My third, and final, resolution is to remain patient with the Cleveland Indians. All of us in this city are frustrated beyond words with our sports teams. Sports are meant to serve as an escape from the realities we all have of no money in the checking account, bills in the mailbox daily and nagging loved ones. Instead, our teams have fed us a diet of pureed shit and sadness for as long as most of us can remember. No doubt we all want to see results from this seemingly never-ending rebuilding project. We have two years to show for the ten we have spent retooling and reimagining the rosters from the MLB level all the way down to Single-A.
I don’t expect miracles. I don’t know if any of us in Cleveland believe that they exist in the sporting world. And, if they do, they certainly aren’t destined to wind up blessing the teams who call downtown Cleveland home. However, it truly is (don’t punch your monitor) a process. Prospects must develop together. Guys must simultaneously have career years. Lady luck needs to grace us with her presence. A lot of things need to go right to have a magical season. Even for the big market teams, they must stay healthy and have all of their multi-million dollar players perform at the level they’re being paid to perform at.
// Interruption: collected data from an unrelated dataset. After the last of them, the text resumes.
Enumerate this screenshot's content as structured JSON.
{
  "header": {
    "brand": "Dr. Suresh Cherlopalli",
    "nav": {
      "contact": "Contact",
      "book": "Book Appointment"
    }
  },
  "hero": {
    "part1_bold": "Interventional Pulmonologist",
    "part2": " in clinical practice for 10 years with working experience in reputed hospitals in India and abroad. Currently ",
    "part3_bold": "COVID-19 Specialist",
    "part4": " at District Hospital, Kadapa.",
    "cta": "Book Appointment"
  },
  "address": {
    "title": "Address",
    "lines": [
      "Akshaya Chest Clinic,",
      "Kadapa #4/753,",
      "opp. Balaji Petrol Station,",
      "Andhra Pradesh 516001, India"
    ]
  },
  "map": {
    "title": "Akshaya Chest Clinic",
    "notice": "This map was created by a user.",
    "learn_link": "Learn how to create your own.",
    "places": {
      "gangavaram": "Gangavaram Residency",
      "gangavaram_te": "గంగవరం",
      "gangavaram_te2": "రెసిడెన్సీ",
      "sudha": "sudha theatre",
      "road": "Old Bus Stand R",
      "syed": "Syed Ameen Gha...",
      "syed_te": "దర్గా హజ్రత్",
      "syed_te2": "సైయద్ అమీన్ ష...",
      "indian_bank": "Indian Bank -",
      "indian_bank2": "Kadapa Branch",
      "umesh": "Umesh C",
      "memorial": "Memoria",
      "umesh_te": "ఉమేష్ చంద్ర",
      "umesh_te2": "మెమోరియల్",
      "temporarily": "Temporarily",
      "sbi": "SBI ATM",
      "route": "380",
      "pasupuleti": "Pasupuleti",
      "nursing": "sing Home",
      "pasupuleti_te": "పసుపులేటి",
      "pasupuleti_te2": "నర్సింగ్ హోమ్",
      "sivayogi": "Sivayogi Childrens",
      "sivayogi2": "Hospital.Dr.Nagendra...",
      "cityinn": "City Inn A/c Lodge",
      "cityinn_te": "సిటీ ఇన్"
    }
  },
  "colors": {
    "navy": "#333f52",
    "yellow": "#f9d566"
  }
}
It takes patience to be a Cleveland Indians fan. It takes perspective. It takes the understanding of the business of baseball. It takes realizing what the team can control and what it cannot. Being pissed off, chastising the franchise, and vowing to never spend another dollar on the team doesn’t do anybody any good. All it does is show selfishness. You may be annoyed to the point of apathy, but what about your next door neighbor who has a partial season ticket package? What about your second cousin who watches every game religiously? How about the 74-year-old woman fighting her second bout of breast cancer who just wants to see a World Series she can remember us winning before she dies?
We all have to be in this together. The sum of all parts and all of that. It’s inexplicable to complain about the Dolans not spending money after you have vowed not to spend any of your own on the team. I highly doubt that they own a golden goose or that those trees in Heritage Park actually grow money on their branches.
It was approximately two weeks after the World Series that I began asking if it was baseball season yet. All of us, fans and players, needed some time to decompress. To reflect on what might have been had the Indians stayed healthy or had some more experience to push them through the trying parts of the season. Snow is flying around outside, probably mixed with rain and sleet, yet I am periodically breaking from writing this column to watch highlights from the 2011 season. I’m even going back to 2007 just to bring those memories back to the forefront of my mind and pass the time through the offseason.
More than anything else, I’m excited for what 2012 will bring for the Cleveland Indians. From the ownership down to the clubhouse manager, there is a commitment to this team and the players who will take the field. This New Year’s, I resolve to stay true to my commitment to this team.